Second-party audits are conducted by parties interested in the audited company. They could be both customers and suppliers. Supplier audits come under second-party audits because as a manufacturer, you must know your supplier(s) thoroughly.

Third-Party Audits

Third-party audits are conducted by external independent organizations, such as notified bodies or authorities. Regulatory audits conducted by regulatory agencies also come under third-party audits.

In addition, regulatory bodies of one country may audit manufacturers based in other countries. For example, the FDA will audit your manufacturing plant located in Europe, if you are supplying medicines in the US.

Unannounced Audits

Manufacturers of pharmaceutical products are subject to random unannounced audits by regulatory agencies. Such audits can also include your third-party vendors who supply crucial raw materials for your products (i.e., unannounced supplier audits).

Such audits are carried out both in the European Union and the US, usually with some months of notice to allow for scheduling and traveling.

Compliance

Absence of written procedures or failure to follow written procedures

Probably the most significant concern for anyone responsible for implementing, deploying, and maintaining a quality management system is effectively documenting procedures and work instructions that are easy to understand and execute.

FDA CFR directs that pharma organizations must create written standard operating procedures (SOPs) for production and process control.

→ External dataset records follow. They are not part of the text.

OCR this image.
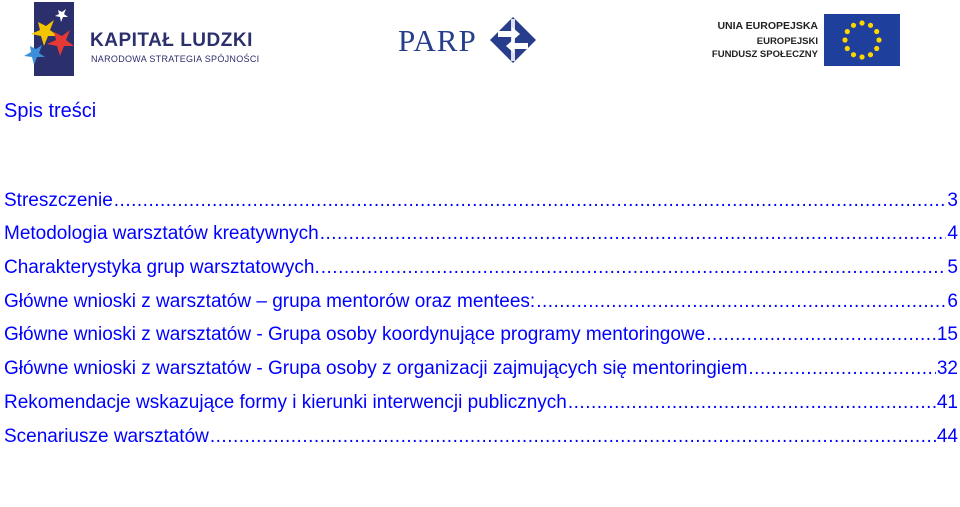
KAPITAŁ LUDZKI
NARODOWA STRATEGIA SPÓJNOŚCI
PARP	UNIA EUROPEJSKA
EUROPEJSKI
FUNDUSZ SPOŁECZNY
Spis treści
Streszczenie .....	3
Metodologia warsztatów kreatywnych .....	4
Charakterystyka grup warsztatowych. .....	5
Główne wnioski z warsztatów – grupa mentorów oraz mentees: .....	6
Główne wnioski z warsztatów - Grupa osoby koordynujące programy mentoringowe .....	15
Główne wnioski z warsztatów - Grupa osoby z organizacji zajmujących się mentoringiem .....	32
Rekomendacje wskazujące formy i kierunki interwencji publicznych .....	41
Scenariusze warsztatów .....	44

These SOPs must include all requirements for drug identity, strength, quality, and purity.

Failures in laboratory controls

Laboratory controls do not include the establishment of scientifically sound and appropriate specifications, standards, sampling plans or test procedures designed to assure that components, drug product containers, closures, in-process materials, labeling or drug products conform to appropriate standards of identity, strength, quality, and purity

Pharmaceutical companies received 78 citations for not having scientifically sound laboratory controls last year. Scientifically sound laboratory controls provide accurate, trustworthy lab data.

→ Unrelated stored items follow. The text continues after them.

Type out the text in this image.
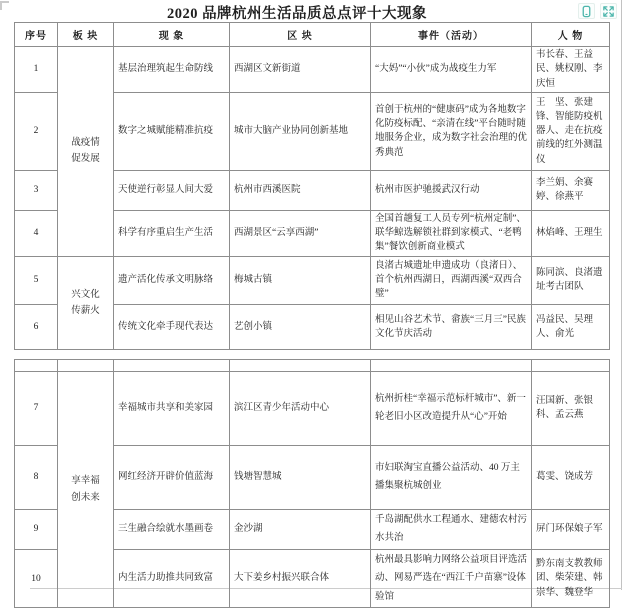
2020 品牌杭州生活品质总点评十大现象
序号	板 块	现 象	区 块	事件（活动）	人 物
1	战疫情促发展	基层治理筑起生命防线	西湖区文新街道	“大妈”“小伙”成为战疫生力军	韦长春、王益民、姚权刚、李庆恒
2		数字之城赋能精准抗疫	城市大脑产业协同创新基地	首创于杭州的“健康码”成为各地数字化防疫标配、“亲清在线”平台随时随地服务企业，成为数字社会治理的优秀典范	王　坚、张建锋、智能防疫机器人、走在抗疫前线的红外测温仪
3		天使逆行彰显人间大爱	杭州市西溪医院	杭州市医护驰援武汉行动	李兰娟、余赛婷、徐燕平
4		科学有序重启生产生活	西湖景区“云享西湖”	全国首趟复工人员专列“杭州定制”、联华鲸选解锁社群到家模式、“老鸭集”餐饮创新商业模式	林焰峰、王理生
5	兴文化传薪火	遗产活化传承文明脉络	梅城古镇	良渚古城遗址申遗成功（良渚日）、首个杭州西湖日，西湖西溪“双西合璧”	陈同滨、良渚遗址考古团队
6		传统文化牵手现代表达	艺创小镇	相见山谷艺术节、畲族“三月三”民族文化节庆活动	冯益民、吴理人、俞光

7	享幸福创未来	幸福城市共享和美家园	滨江区青少年活动中心	杭州折桂“幸福示范标杆城市”、新一轮老旧小区改造提升从“心”开始	汪国新、张银科、孟云燕
8		网红经济开辟价值蓝海	钱塘智慧城	市妇联淘宝直播公益活动、40 万主播集聚杭城创业	葛雯、饶成芳
9		三生融合绘就水墨画卷	金沙湖	千岛湖配供水工程通水、建德农村污水共治	屏门环保娘子军
10		内生活力助推共同致富	大下姜乡村振兴联合体	杭州最具影响力网络公益项目评选活动、网易严选在“西江千户苗寨”设体验馆	黔东南支教教师团、柴荣建、韩崇华、魏登华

Faulty production record reviews

There were 104 observations in 2022 of pharma companies that didn’t meet standards for the investigation of discrepancies or failures. CFR dictates that the pharma QC unit must review and approve all drug production and control records, including packaging and labeling records, to determine compliance with SOPs.

If there is a discrepancy or failure, the QC is responsible for performing a thorough investigation and creating a report that includes conclusions and follow-up actions. The QC unit and operations team should have a unified set of standards and SOP for batch record review to ensure there isn’t any confusion around parameters.

Improper cleaning /sanitizing/maintenance

FDA CFR dictates that equipment and utensils are sanitized, maintained, and cleaned appropriately to prevent malfunctions or contamination. In other words, if your company is making medicine, then the FDA wants to ensure that you’re working in a clean, sanitized environment.

Equipment and utensils are not cleaned, maintained, or sanitized at appropriate intervals to prevent malfunctions or contamination that would alter the safety, identity, strength, quality, or purity of the drug product.